Enquanto Fufuca optou por uma postura coerente diante da reorganização das forças políticas para 2026, Duarte segue tentando equilibrar-se entre dois palanques. De um lado, ensaia uma aproximação cada vez mais evidente com o prefeito de São Luís, Eduardo Braide (PSD), chegando ao ponto de se oferecer para compor uma aliança e disputar o Senado com o apoio do grupo político liderado pelo prefeito e pela prefeita de Paço do Lumiar, Esmênia Miranda (PSD). De outro, mantém intacta sua influência dentro do governo Brandão.
O problema não é apenas político. É também moral e simbólico.
Duarte tenta vender uma imagem de independência, como se estivesse distante do Palácio dos Leões. Porém, os fatos mostram o contrário. Sua principal base de influência dentro do governo continua sendo o Procon-MA, comandado por sua esposa, Karen Barros, além de indicações políticas em setores importantes da saúde pública, incluindo unidades de pronto atendimento na Grande São Luís.
A situação cria um constrangimento difícil de ignorar. Enquanto Duarte faz acenos públicos ao grupo de Eduardo Braide e busca construir um projeto político alternativo ao do governador Carlos Brandão, sua esposa permanece ocupando um dos cargos mais relevantes da estrutura estadual. Todos os dias, Karen Barros exerce uma função de confiança delegada pelo governador, enquanto seu marido atua politicamente como se não tivesse qualquer vínculo com o governo.
A incoerência é evidente. Se Duarte realmente acredita que seu futuro político está ao lado de Braide, o gesto mais honesto seria seguir o exemplo de André Fufuca e abrir mão dos espaços que controla na administração estadual. Permanecer usufruindo da estrutura do governo enquanto trabalha por uma aliança política alternativa transmite a sensação de oportunismo e conveniência.
Na política, gestos possuem significado. E, neste momento, a permanência dos cargos ligados a Duarte Júnior no governo Brandão comunica exatamente o oposto do discurso que o deputado tenta sustentar publicamente. Não há independência quando se mantém influência, cargos e poder dentro da máquina estatal. Não há rompimento quando os benefícios políticos continuam preservados.

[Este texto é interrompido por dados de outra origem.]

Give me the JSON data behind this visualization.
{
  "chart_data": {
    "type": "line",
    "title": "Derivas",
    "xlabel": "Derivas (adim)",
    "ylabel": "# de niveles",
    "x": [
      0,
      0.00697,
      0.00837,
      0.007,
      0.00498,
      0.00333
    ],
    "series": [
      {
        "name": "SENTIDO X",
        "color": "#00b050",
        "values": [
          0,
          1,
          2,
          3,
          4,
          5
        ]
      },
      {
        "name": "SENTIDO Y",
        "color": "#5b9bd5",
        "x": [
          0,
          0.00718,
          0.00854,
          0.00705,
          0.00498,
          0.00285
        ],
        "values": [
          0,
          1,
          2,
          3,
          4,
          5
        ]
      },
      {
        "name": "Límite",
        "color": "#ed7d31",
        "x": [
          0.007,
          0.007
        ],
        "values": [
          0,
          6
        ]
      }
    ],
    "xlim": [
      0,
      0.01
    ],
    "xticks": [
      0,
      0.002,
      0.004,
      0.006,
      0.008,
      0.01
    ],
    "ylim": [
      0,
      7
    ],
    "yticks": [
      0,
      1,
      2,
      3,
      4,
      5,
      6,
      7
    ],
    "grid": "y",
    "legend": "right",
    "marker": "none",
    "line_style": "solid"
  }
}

O resultado é um desgaste crescente para todos os envolvidos. Para o governador Carlos Brandão, que mantém em sua estrutura aliados de um político que flerta com a oposição. Para Karen Barros, colocada involuntariamente no centro de uma contradição política desconfortável. E, sobretudo, para o próprio Duarte Júnior, que cada vez mais enfrenta dificuldades para convencer a opinião pública de que está onde diz estar.
A política exige escolhas. E a tentativa permanente de permanecer em dois lados ao mesmo tempo costuma terminar da pior forma possível: sem credibilidade em nenhum deles.